My amendment also puts in a deadline, 30 June 2020. That would not normally have been an achievable time frame for a rezoning. However, in this case the government has available a quicker option that could be done by then. The obvious option is to follow the committee’s suggestion of adding the change into draft variation 360. If that was done, it would be possible to have this rezoning in place by the end of February 2010.

In conclusion, the Greens will be supporting Mrs Jones’s excellent motion. I hope that Mrs Jones and the Liberals will support my small amendment, which will strengthen the motion by addressing the zoning of the site.

I would like to acknowledge the hard work of the Conservation Council and its members, for about a decade, to protect the Coombs peninsula. I also acknowledge the efforts of the many local residents over the past couple of years. I hope that the Assembly will deliver for, I think, slightly over 500 people who signed the petition that Mrs Jones presented to the Assembly this morning. For those people, the pink-tailed worm-lizards—probably more than 500 of them, I assume—and all the people who want to protect our wonderful local environment, I hope that the Assembly will support my amendment and Mrs Jones’s motion.

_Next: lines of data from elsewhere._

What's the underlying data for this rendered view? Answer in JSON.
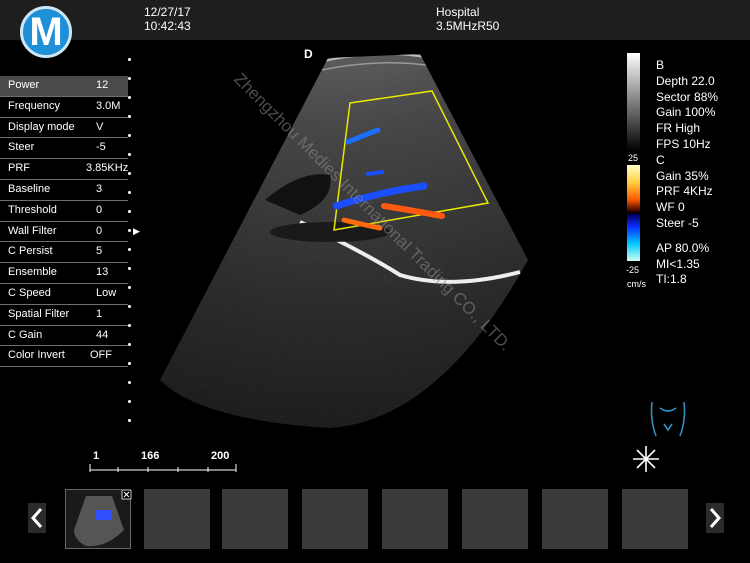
{
  "header": {
    "logo_letter": "M",
    "date": "12/27/17",
    "time": "10:42:43",
    "hospital": "Hospital",
    "probe": "3.5MHzR50",
    "orientation_marker": "D"
  },
  "params": [
    {
      "label": "Power",
      "value": "12"
    },
    {
      "label": "Frequency",
      "value": "3.0M"
    },
    {
      "label": "Display mode",
      "value": "V"
    },
    {
      "label": "Steer",
      "value": "-5"
    },
    {
      "label": "PRF",
      "value": "3.85KHz"
    },
    {
      "label": "Baseline",
      "value": "3"
    },
    {
      "label": "Threshold",
      "value": "0"
    },
    {
      "label": "Wall Filter",
      "value": "0"
    },
    {
      "label": "C Persist",
      "value": "5"
    },
    {
      "label": "Ensemble",
      "value": "13"
    },
    {
      "label": "C Speed",
      "value": "Low"
    },
    {
      "label": "Spatial Filter",
      "value": "1"
    },
    {
      "label": "C Gain",
      "value": "44"
    },
    {
      "label": "Color Invert",
      "value": "OFF"
    }
  ],
  "right_panel": {
    "b_lines": [
      "B",
      "Depth 22.0",
      "Sector 88%",
      "Gain 100%",
      "FR High",
      "FPS 10Hz"
    ],
    "c_lines": [
      "C",
      "Gain  35%",
      "PRF 4KHz",
      "WF 0"
    ],
    "steer": "Steer -5",
    "out_lines": [
      "AP 80.0%",
      "MI<1.35",
      "TI:1.8"
    ],
    "color_scale_top": "25",
    "color_scale_bottom": "-25",
    "color_scale_unit": "cm/s"
  },
  "scale": {
    "labels": [
      "1",
      "166",
      "200"
    ]
  },
  "watermark": "Zhengzhou Medies International Trading CO., LTD.",
  "colors": {
    "accent_logo": "#1f8fd8",
    "color_box": "#e8e800",
    "panel_bg": "#1e1e1e"
  }
}
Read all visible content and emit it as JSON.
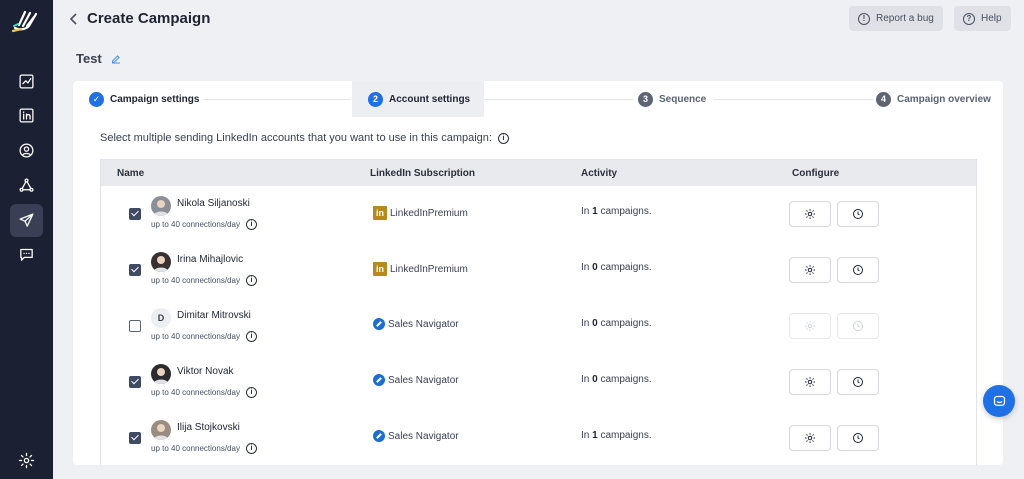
{
  "header": {
    "title": "Create Campaign",
    "report_bug": "Report a bug",
    "help": "Help"
  },
  "campaign": {
    "name": "Test"
  },
  "steps": [
    {
      "num": "1",
      "label": "Campaign settings",
      "state": "done"
    },
    {
      "num": "2",
      "label": "Account settings",
      "state": "current"
    },
    {
      "num": "3",
      "label": "Sequence",
      "state": "todo"
    },
    {
      "num": "4",
      "label": "Campaign overview",
      "state": "todo"
    }
  ],
  "instruction": "Select multiple sending LinkedIn accounts that you want to use in this campaign:",
  "table": {
    "headers": {
      "name": "Name",
      "subscription": "LinkedIn Subscription",
      "activity": "Activity",
      "configure": "Configure"
    },
    "rows": [
      {
        "name": "Nikola Siljanoski",
        "limit": "up to 40 connections/day",
        "subscription": "LinkedInPremium",
        "sub_type": "premium",
        "activity_prefix": "In",
        "activity_count": "1",
        "activity_suffix": "campaigns.",
        "checked": true,
        "avatar": "photo"
      },
      {
        "name": "Irina Mihajlovic",
        "limit": "up to 40 connections/day",
        "subscription": "LinkedInPremium",
        "sub_type": "premium",
        "activity_prefix": "In",
        "activity_count": "0",
        "activity_suffix": "campaigns.",
        "checked": true,
        "avatar": "photo"
      },
      {
        "name": "Dimitar Mitrovski",
        "limit": "up to 40 connections/day",
        "subscription": "Sales Navigator",
        "sub_type": "navigator",
        "activity_prefix": "In",
        "activity_count": "0",
        "activity_suffix": "campaigns.",
        "checked": false,
        "avatar": "D"
      },
      {
        "name": "Viktor Novak",
        "limit": "up to 40 connections/day",
        "subscription": "Sales Navigator",
        "sub_type": "navigator",
        "activity_prefix": "In",
        "activity_count": "0",
        "activity_suffix": "campaigns.",
        "checked": true,
        "avatar": "photo"
      },
      {
        "name": "Ilija Stojkovski",
        "limit": "up to 40 connections/day",
        "subscription": "Sales Navigator",
        "sub_type": "navigator",
        "activity_prefix": "In",
        "activity_count": "1",
        "activity_suffix": "campaigns.",
        "checked": true,
        "avatar": "photo"
      }
    ]
  },
  "colors": {
    "sidebar": "#1c2033",
    "accent": "#1f6fe5",
    "premium": "#b88a1b",
    "navigator": "#1a6fcf"
  }
}
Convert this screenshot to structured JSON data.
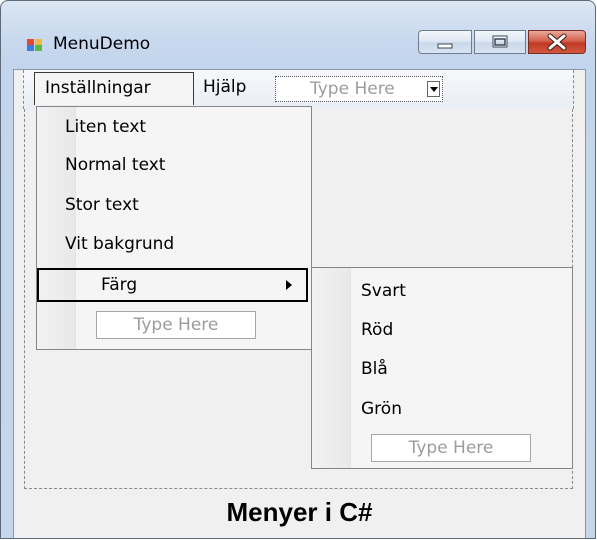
{
  "window": {
    "title": "MenuDemo",
    "icon": "winforms-app-icon"
  },
  "menubar": {
    "items": [
      {
        "label": "Inställningar"
      },
      {
        "label": "Hjälp"
      }
    ],
    "type_here": "Type Here"
  },
  "installningar_menu": {
    "items": [
      {
        "label": "Liten text"
      },
      {
        "label": "Normal text"
      },
      {
        "label": "Stor text"
      },
      {
        "label": "Vit bakgrund"
      },
      {
        "label": "Färg"
      }
    ],
    "type_here": "Type Here"
  },
  "farg_submenu": {
    "items": [
      {
        "label": "Svart"
      },
      {
        "label": "Röd"
      },
      {
        "label": "Blå"
      },
      {
        "label": "Grön"
      }
    ],
    "type_here": "Type Here"
  },
  "form": {
    "label": "Menyer i C#"
  },
  "colors": {
    "client_bg": "#f0f0f0",
    "close_button": "#c13a25",
    "placeholder_text": "#9c9c9c"
  }
}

MR PARTON (Brindabella) (11.51): I think it is abundantly clear that everyone is on the same page here; everyone except the government. The community is on this page.

I fully support Mrs Jones’s motion. We all had the ability to sit and listen to the evidence that was given to the inquiry here. Being on the committee, I had a better opportunity than most, but everyone had the opportunity to listen to the likes of John Hutchison, who is a private citizen who lives in Coombs. He said:

Once it is gone, it is lost forever, and in the long run we will look back and say, “Why wasn’t this place protected? Who was so short-sighted as to develop this for a small number of residential blocks?”

Mr Hutchison also pointed out that the only bushland trees left in Coombs are on the Coombs peninsula. I remind the Assembly that only weeks ago we had a debate in this chamber about the planning mistakes that have been made in Molonglo, in particular how those planning mistakes have attacked the tree canopy in Molonglo, and that there is very little likelihood of that being corrected in the short term. It means that these bushland trees on the Coombs peninsula become even more important than they would have been.

We also heard from Professor Ian Falconer from the Conservation Council. My Greens colleague Ms Le Couteur pointed out that the Conservation Council have been fighting this fight regarding Coombs peninsula since at least 2012.